When the second act begins six months have passed and Paganini has been appointed maestro di capella of the court in Lucca, where the Prince and Princess reign – and Bella is the prima donna. He is sad because he has lost everything he owns to Pimpinelli in a game of cards, yes, everything; worst of all: even his violin. Pimpinelli promises to give it back if Paganini tells him how he charms the women. Then follows the most famous song in the operetta and one of the most famous in any operetta: Gern hab’ ich die Frau’n geküsst, somewhat unidiomatically translated (Girls were made to love and kiss). Now you are really interested to know what happens next, aren’t you? I won’t tell you! I have a better suggestion: get the recording and find out yourself. It’s a charming operetta, full of lovely melodies and as usual it basks in Lehár's masterly orchestration. It is also very well sung. Kristiane Kaiser, after a good but slightly hesitant start, only gets better and better. Just listen to the waltz-song Liebe, du Himmel auf Erden (CD 2 tr. 2) – one of the gems here and so beautifully sung. She is in the Anneliese Rothenberger class, which is praise indeed. Zoran Todorovich, who has taken part in several earlier operetta recordings for CPO, is here at his most charming and brilliant. He has gradually taken on more dramatic roles over the last few years – singing Lohengrin and Otello among other things. His voice has darkened but he has retained the schmaltz in the tone. He sings some truly wonderful pianissimo phrases, worthy of a Nicolai Gedda. Eva Liebau’s Bella is charming and Martin Zysset’s Pimpinelli doesn’t let the side down. Ulf Schirmer is a masterly operetta conductor and his choral and orchestral forces are also well versed in the idiom. The operetta was recorded live at a concert and there is some applause. Otherwise there is little that reveals there is an audience present.
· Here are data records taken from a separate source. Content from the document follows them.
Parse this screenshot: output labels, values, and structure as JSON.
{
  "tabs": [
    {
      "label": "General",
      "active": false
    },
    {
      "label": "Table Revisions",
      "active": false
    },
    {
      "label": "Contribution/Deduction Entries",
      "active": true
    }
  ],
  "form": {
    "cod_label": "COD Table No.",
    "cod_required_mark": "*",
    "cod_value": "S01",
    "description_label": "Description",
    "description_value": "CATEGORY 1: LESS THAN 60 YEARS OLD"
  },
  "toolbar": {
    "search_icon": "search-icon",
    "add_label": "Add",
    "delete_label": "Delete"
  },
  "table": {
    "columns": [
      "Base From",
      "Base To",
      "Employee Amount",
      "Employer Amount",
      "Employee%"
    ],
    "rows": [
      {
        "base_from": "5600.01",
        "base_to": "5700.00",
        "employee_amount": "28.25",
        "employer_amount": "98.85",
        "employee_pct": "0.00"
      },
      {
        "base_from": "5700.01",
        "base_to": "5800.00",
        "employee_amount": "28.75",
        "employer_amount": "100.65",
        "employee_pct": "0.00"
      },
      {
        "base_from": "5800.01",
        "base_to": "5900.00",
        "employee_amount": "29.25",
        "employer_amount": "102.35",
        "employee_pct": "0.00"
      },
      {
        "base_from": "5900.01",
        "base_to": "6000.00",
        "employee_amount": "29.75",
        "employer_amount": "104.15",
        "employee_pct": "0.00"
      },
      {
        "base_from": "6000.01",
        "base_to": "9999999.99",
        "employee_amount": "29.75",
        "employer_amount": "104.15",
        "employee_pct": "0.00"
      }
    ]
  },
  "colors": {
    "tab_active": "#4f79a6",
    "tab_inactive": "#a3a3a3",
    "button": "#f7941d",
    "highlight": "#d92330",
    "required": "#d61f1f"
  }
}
A couple of hang-ups though: there is no libretto enclosed, only a summary synopsis. The spoken dialogue is very clearly recorded but for those with no German or who are less than fluent a libretto with translations would have been welcome. Then, less seriously perhaps, several timings have been mixed up in the track-list. If you can stomach such shortcomings you have here a splendid recording of one of Lehár’s better operettas. The old Electrola recording (1977) with Nicolai Gedda and Anneliese Rothenberger has recently been reissued for the umpteenth time and it will probably never be completely surpassed, but a cast of Kristiane Kaiser, Zoran Todorovich and the rest is a serious challenger. It should be considered by all operetta enthusiasts.